Darlene Winterburn, executive director of the B.C. Shellfish Growers Association, said oyster farmers have done what they can, including some voluntarily shutting down their operations, but it hasn’t been enough.

“They’ve unfortunately gotten to the point where there’s been some layoffs, belts have been tightened and people are looking at ways to keep their staff employed as best they can, but that’s a difficult thing to do when there’s no income,” she said.

She said the norovirus affecting oysters has devastated the industry and the market isn’t as receptive as it used to be.

Many farmers have continued to harvest and kept their farms running to quickly get back on track once the outbreak is over, but Winterburn said they have no idea when the crisis will pass.

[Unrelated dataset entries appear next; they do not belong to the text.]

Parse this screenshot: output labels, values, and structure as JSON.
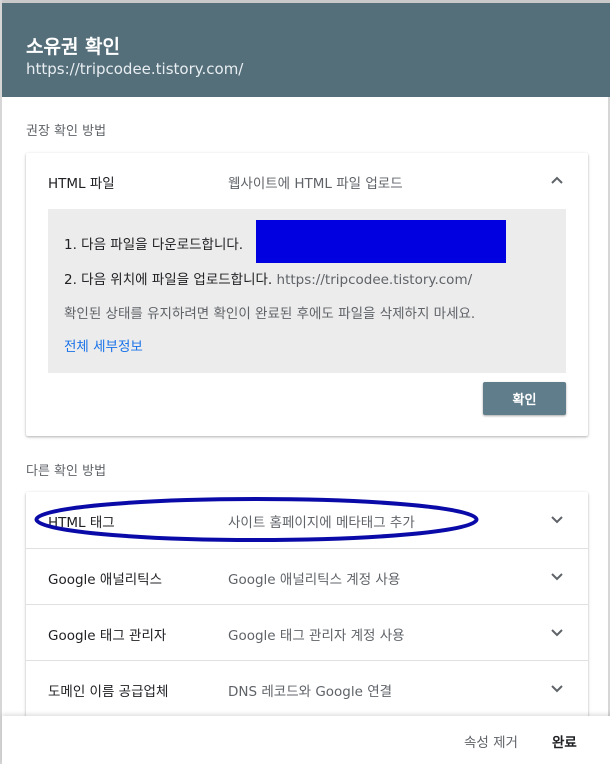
{
  "dialog": {
    "title": "소유권 확인",
    "site_url": "https://tripcodee.tistory.com/"
  },
  "recommended": {
    "label": "권장 확인 방법",
    "method": {
      "name": "HTML 파일",
      "description": "웹사이트에 HTML 파일 업로드",
      "expanded": true,
      "chevron": "chevron-up-icon"
    },
    "steps": {
      "step1": "1. 다음 파일을 다운로드합니다.",
      "step2_prefix": "2. 다음 위치에 파일을 업로드합니다.",
      "step2_url": "https://tripcodee.tistory.com/",
      "note": "확인된 상태를 유지하려면 확인이 완료된 후에도 파일을 삭제하지 마세요.",
      "details_link": "전체 세부정보",
      "redaction_color": "#0000e0"
    },
    "confirm_button": "확인"
  },
  "other": {
    "label": "다른 확인 방법",
    "methods": [
      {
        "name": "HTML 태그",
        "description": "사이트 홈페이지에 메타태그 추가",
        "chevron": "chevron-down-icon"
      },
      {
        "name": "Google 애널리틱스",
        "description": "Google 애널리틱스 계정 사용",
        "chevron": "chevron-down-icon"
      },
      {
        "name": "Google 태그 관리자",
        "description": "Google 태그 관리자 계정 사용",
        "chevron": "chevron-down-icon"
      },
      {
        "name": "도메인 이름 공급업체",
        "description": "DNS 레코드와 Google 연결",
        "chevron": "chevron-down-icon"
      }
    ],
    "highlight_color": "#0a0aa8"
  },
  "footer": {
    "remove_label": "속성 제거",
    "done_label": "완료"
  },
  "colors": {
    "header_bg": "#546e7a",
    "button_bg": "#607d8b",
    "link": "#1a73e8"
  }
}
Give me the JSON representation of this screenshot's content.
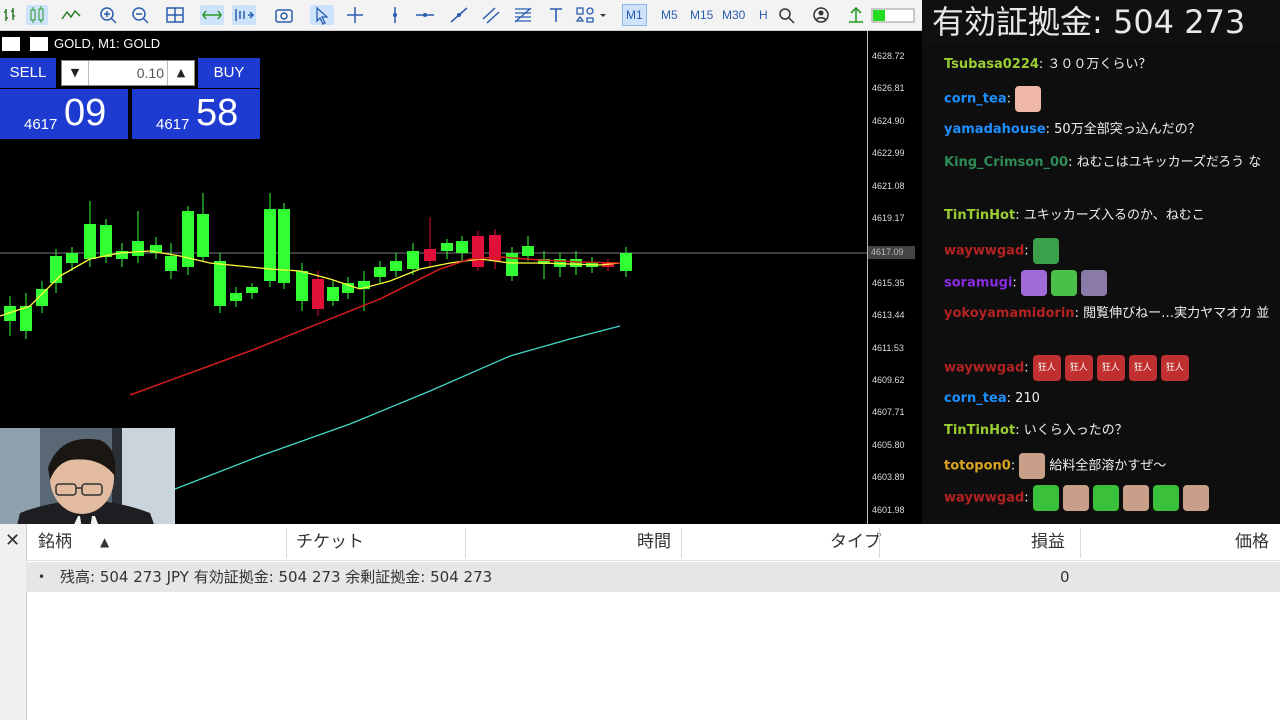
{
  "toolbar": {
    "timeframes": [
      "M1",
      "M5",
      "M15",
      "M30",
      "H"
    ],
    "active_timeframe": "M1"
  },
  "overlay": {
    "equity_label": "有効証拠金: 504 273"
  },
  "chart": {
    "title": "GOLD, M1:  GOLD",
    "sell_label": "SELL",
    "buy_label": "BUY",
    "lot_value": "0.10",
    "sell_price_small": "4617",
    "sell_price_big": "09",
    "buy_price_small": "4617",
    "buy_price_big": "58",
    "price_axis": [
      "4628.72",
      "4626.81",
      "4624.90",
      "4622.99",
      "4621.08",
      "4619.17",
      "4617.09",
      "4615.35",
      "4613.44",
      "4611.53",
      "4609.62",
      "4607.71",
      "4605.80",
      "4603.89",
      "4601.98"
    ],
    "current_price": "4617.09",
    "colors": {
      "bull": "#32ff32",
      "bear": "#e0103a",
      "ma_fast": "#ffff3c",
      "ma_mid": "#d21c1c",
      "ma_slow": "#40d8c8"
    }
  },
  "chat": {
    "messages": [
      {
        "user": "Tsubasa0224",
        "color": "#9acd32",
        "text": "３００万くらい？"
      },
      {
        "user": "corn_tea",
        "color": "#1e90ff",
        "text": "",
        "emotes": [
          "hand"
        ]
      },
      {
        "user": "yamadahouse",
        "color": "#1e90ff",
        "text": "50万全部突っ込んだの？"
      },
      {
        "user": "King_Crimson_00",
        "color": "#2e8b57",
        "text": "ねむこはユキッカーズだろう な"
      },
      {
        "user": "TinTinHot",
        "color": "#9acd32",
        "text": "ユキッカーズ入るのか、ねむこ"
      },
      {
        "user": "waywwgad",
        "color": "#b22222",
        "text": "",
        "emotes": [
          "pepe"
        ]
      },
      {
        "user": "soramugi",
        "color": "#8a2be2",
        "text": "",
        "emotes": [
          "purple",
          "green",
          "cat"
        ]
      },
      {
        "user": "yokoyamamidorin",
        "color": "#b22222",
        "text": "閲覧伸びねー…実力ヤマオカ 並"
      },
      {
        "user": "waywwgad",
        "color": "#b22222",
        "text": "",
        "emotes": [
          "kyo",
          "kyo",
          "kyo",
          "kyo",
          "kyo"
        ],
        "emote_text": "狂人"
      },
      {
        "user": "corn_tea",
        "color": "#1e90ff",
        "text": "210"
      },
      {
        "user": "TinTinHot",
        "color": "#9acd32",
        "text": "いくら入ったの？"
      },
      {
        "user": "totopon0",
        "color": "#daa520",
        "text": "給料全部溶かすぜ〜",
        "emotes": [
          "face"
        ]
      },
      {
        "user": "waywwgad",
        "color": "#b22222",
        "text": "",
        "emotes": [
          "pepeg",
          "face",
          "pepeg",
          "face",
          "pepeg",
          "face"
        ]
      }
    ]
  },
  "terminal": {
    "headers": [
      "銘柄",
      "チケット",
      "時間",
      "タイプ",
      "損益",
      "価格"
    ],
    "summary": "残高: 504 273 JPY  有効証拠金: 504 273  余剰証拠金: 504 273",
    "profit": "0"
  }
}
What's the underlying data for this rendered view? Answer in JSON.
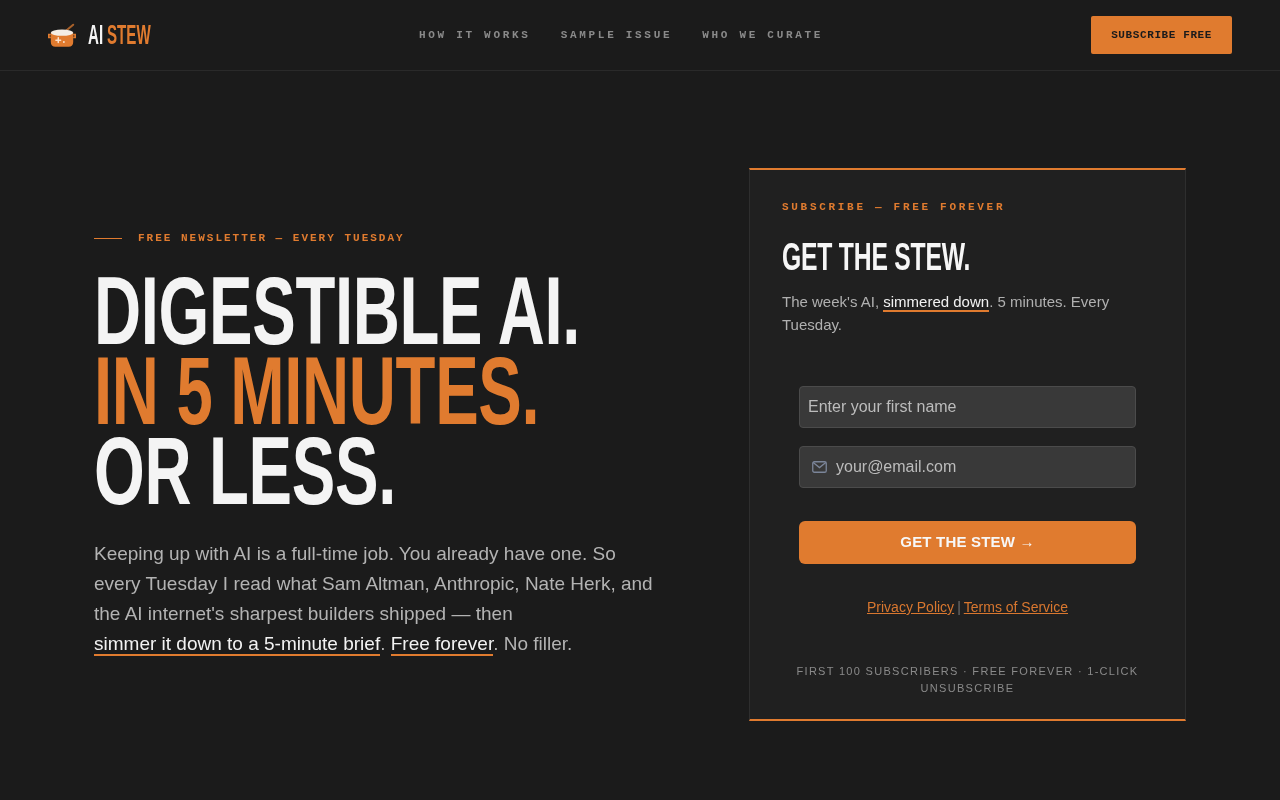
{
  "header": {
    "logo": [
      {
        "text": "AI",
        "accent": false
      },
      {
        "text": "STEW",
        "accent": true
      }
    ],
    "nav": [
      {
        "label": "HOW IT WORKS"
      },
      {
        "label": "SAMPLE ISSUE"
      },
      {
        "label": "WHO WE CURATE"
      }
    ],
    "cta_button": "SUBSCRIBE FREE"
  },
  "hero": {
    "eyebrow": "FREE NEWSLETTER — EVERY TUESDAY",
    "headline": [
      {
        "text": "DIGESTIBLE AI.",
        "accent": false
      },
      {
        "text": "IN 5 MINUTES.",
        "accent": true
      },
      {
        "text": "OR LESS.",
        "accent": false
      }
    ],
    "intro": [
      {
        "kind": "plain",
        "text": "Keeping up with AI is a full-time job. You already have one. So every Tuesday I read what Sam Altman, Anthropic, Nate Herk, and the AI internet's sharpest builders shipped — then "
      },
      {
        "kind": "link",
        "text": "simmer it down to a 5-minute brief"
      },
      {
        "kind": "plain",
        "text": ". "
      },
      {
        "kind": "link",
        "text": "Free forever"
      },
      {
        "kind": "plain",
        "text": ". No filler."
      }
    ]
  },
  "signup_card": {
    "eyebrow": "SUBSCRIBE — FREE FOREVER",
    "title": "GET THE STEW.",
    "description": [
      {
        "kind": "plain",
        "text": "The week's AI, "
      },
      {
        "kind": "link",
        "text": "simmered down"
      },
      {
        "kind": "plain",
        "text": ". 5 minutes. Every Tuesday."
      }
    ],
    "fields": [
      {
        "kind": "text",
        "placeholder": "Enter your first name"
      },
      {
        "kind": "email",
        "placeholder": "your@email.com"
      }
    ],
    "submit_button": "GET THE STEW →",
    "legal_links": [
      "Privacy Policy",
      "Terms of Service"
    ],
    "legal_separator": "|",
    "footnote": "FIRST 100 SUBSCRIBERS · FREE FOREVER · 1-CLICK UNSUBSCRIBE"
  }
}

Dr. Eleni Galanis, a physician epidemiologist with the B.C. Centre for Disease Control, explained the norovirus, which is a very specific strain of virus such as the one which causes influenza, is usually transmitted person to person through contaminated stool.

She said human sewage likely got into the water, which was then filtered by the oysters and eaten by humans, making them sick.

At the moment, Galanis said the B.C. CDC haven’t located where the sewage entered the water and are trying to narrow down the source of the virus by tracking the food eaten by people who are sick.

“We’re learning as we go,” Galanis said.

A virus like this is rare for the winter. Galanis said the last time they saw a similar outbreak was in 2004.